Савва Тимофеевич в последний год болел, хотя как будто и не опасно. Был еще далеко не в том возрасте, когда чуть ли не главные мысли человека сосредоточиваются на починке разрушающегося понемногу тела. Врачей вообще не любил. Почти машинально называл их грабителями. Отлично знал, что они бедных часто лечат бесплатно и что было бы очень странно, если б они брали мало денег с богачей. Свое нездоровье он приписывал в значительной степени расстройству нервов: неврастения усиливала болезнь, болезнь усиливала неврастению. Теперь ему нужно было повидать трех докторов по разным специальностям, и ни один из них к нему на дом приехать не мог: у всех в кабинетах были сложные приспособления, особенно у терапевта, который умел по новому способу просвечивать людей при помощи не так давно открытых Рентгеном лучей. «Видит тело насквозь. Хорошо, что хоть души не просвечивает».

Раз в неделю он ездил в Орехово-Зуевскую мануфактуру (в Москве ее называли несколько иначе, похоже и совершенно непристойно, но это относилось преимущественно к заводам Морозовых-«Викулычей»).

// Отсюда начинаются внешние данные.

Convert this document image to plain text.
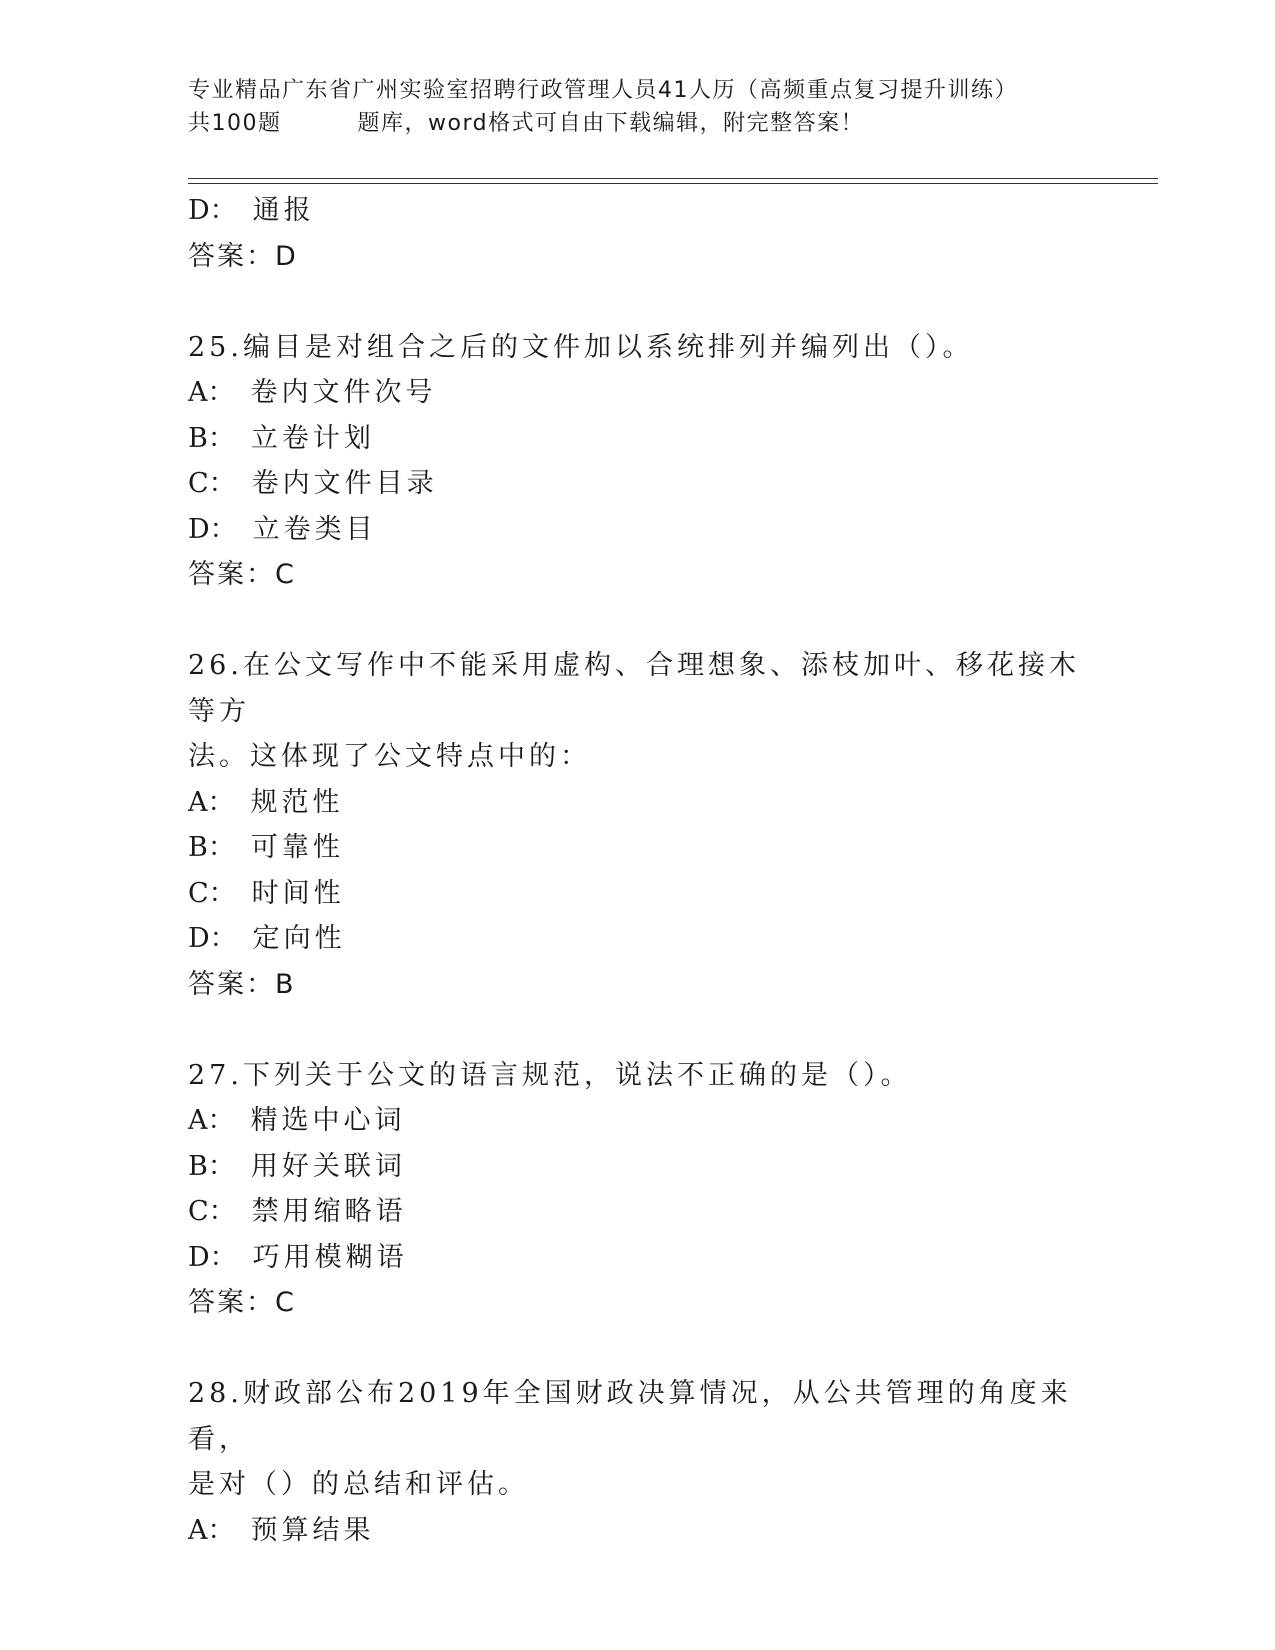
专业精品广东省广州实验室招聘行政管理人员41人历（高频重点复习提升训练）
共100题	题库，word格式可自由下载编辑，附完整答案！
D： 通报
答案：D
25.编目是对组合之后的文件加以系统排列并编列出（）。
A： 卷内文件次号
B： 立卷计划
C： 卷内文件目录
D： 立卷类目
答案：C
26.在公文写作中不能采用虚构、合理想象、添枝加叶、移花接木等方
法。这体现了公文特点中的：
A： 规范性
B： 可靠性
C： 时间性
D： 定向性
答案：B
27.下列关于公文的语言规范，说法不正确的是（）。
A： 精选中心词
B： 用好关联词
C： 禁用缩略语
D： 巧用模糊语
答案：C
28.财政部公布2019年全国财政决算情况，从公共管理的角度来看，
是对（）的总结和评估。
A： 预算结果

Проводил там два дня, а то и три. В этот день ему уезжать не хотелось, был в особенно плохом настроении духа. «Хоть бы дождь пошел»… Савва Тимофеевич чувствовал себя бодрее в дурную погоду. В поезде он просмотрел газету, — скука. Подумал, что все редакторы газет, верно, либо циники либо очень незлобивые, благодушные люди: слишком много ерунды и пошлости каждый из них принимает и печатает, зная, что это ерунда и пошлость.